December 23, 2011 / 8:42 PM / 8 years ago

Factbox: Who are the Alawites?


— The roots of Alawism go back to the 9th and 10th centuries in the teachings of Mohammad ibn Nusayr and his follower Hussein ibn Hamdan al-Khasabi.

— Throughout their history, the Alawites have been the victims of persecution. They were gradually conquered by waves of Crusaders, Mamluks, and Ottomans, in addition to fighting a number of internecine wars.

— Well established in Syria since the 12th century, living in the Nusayri mountains in the north-west, they were also known as Nusayris after their founder.

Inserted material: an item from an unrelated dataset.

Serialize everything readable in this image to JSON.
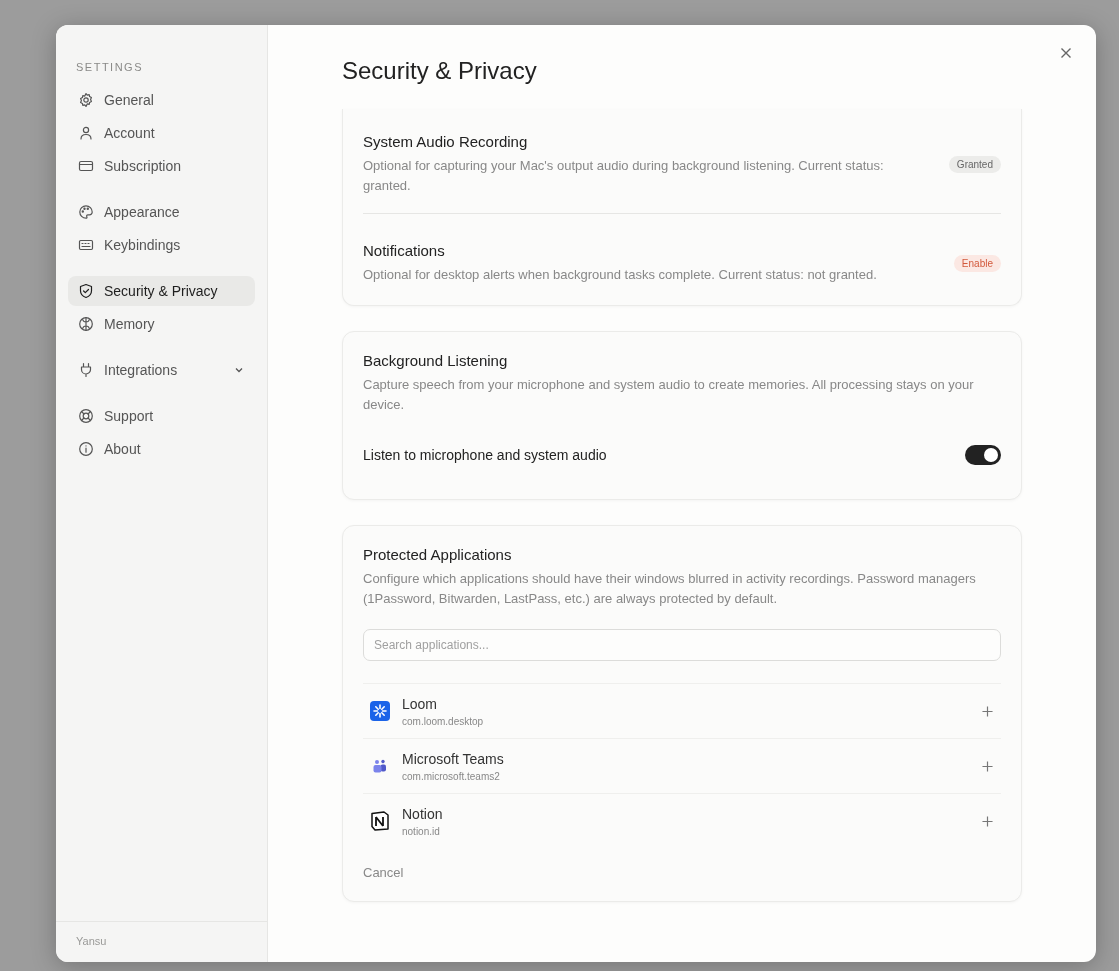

— The Alawite sect became politically dominant in Syria, from 1970, when Hafez al-Assad, an Alawite, took power. Alawites remained dominant in Syria when Hafez’s son, Bashar, took power after his father’s death in 2000, although they only make up only about 12 per cent of the population.


— Alawite means “follower of Ali,” the cousin and son-in-law of the Prophet Mohammad. Syria’s three-quarters majority Sunni population consider the Alawites, who are also Arabic speakers, to be heretical in their deviation from the traditional approach to Islam.

— Alawites consider Ali to be divine. They interpret the Pillars of Islam (the five duties required of every Muslim) as symbols rather than duties. They celebrate an eclectic group of holidays, some Islamic, some Christian, and many Alawite practices are secret. They consider themselves to be mainline Shi’ites like those in nearby Iran.


— Allying with a Sunni merchant classes in Damascus and Aleppo, the Alawite ruling elite expanded its influence on the key levers of state, the economy, the military and the security apparatus so that it now has almost total control and has been able to launch a bloody crackdown on a popular protest movement demanding an end to 41 years of Assad family rule.

— The United Nations has said that more than 5,000 people have been killed since pro-democracy protests started in March. Sectarian killings have recently racked the central city of Homs, and Alawites have been targeted because they were the same sect as the president. Many Alawites live around or in Homs and Hama, another restive city.

— Not all Alawites support the Assad dynasty and only a few have profited from Assad’s rule, with many still in poverty, living off the land in mountains near the coast.


— The sect, in Syria, is predominant in the coastal town of Latakia. It also extends north into Turkey, where some Arabic-speaking Alawites live. The Turkish-speaking Alevi sect in Turkey is also an esoteric offshoot of Shi’ism with a similar name, but different roots and traditions.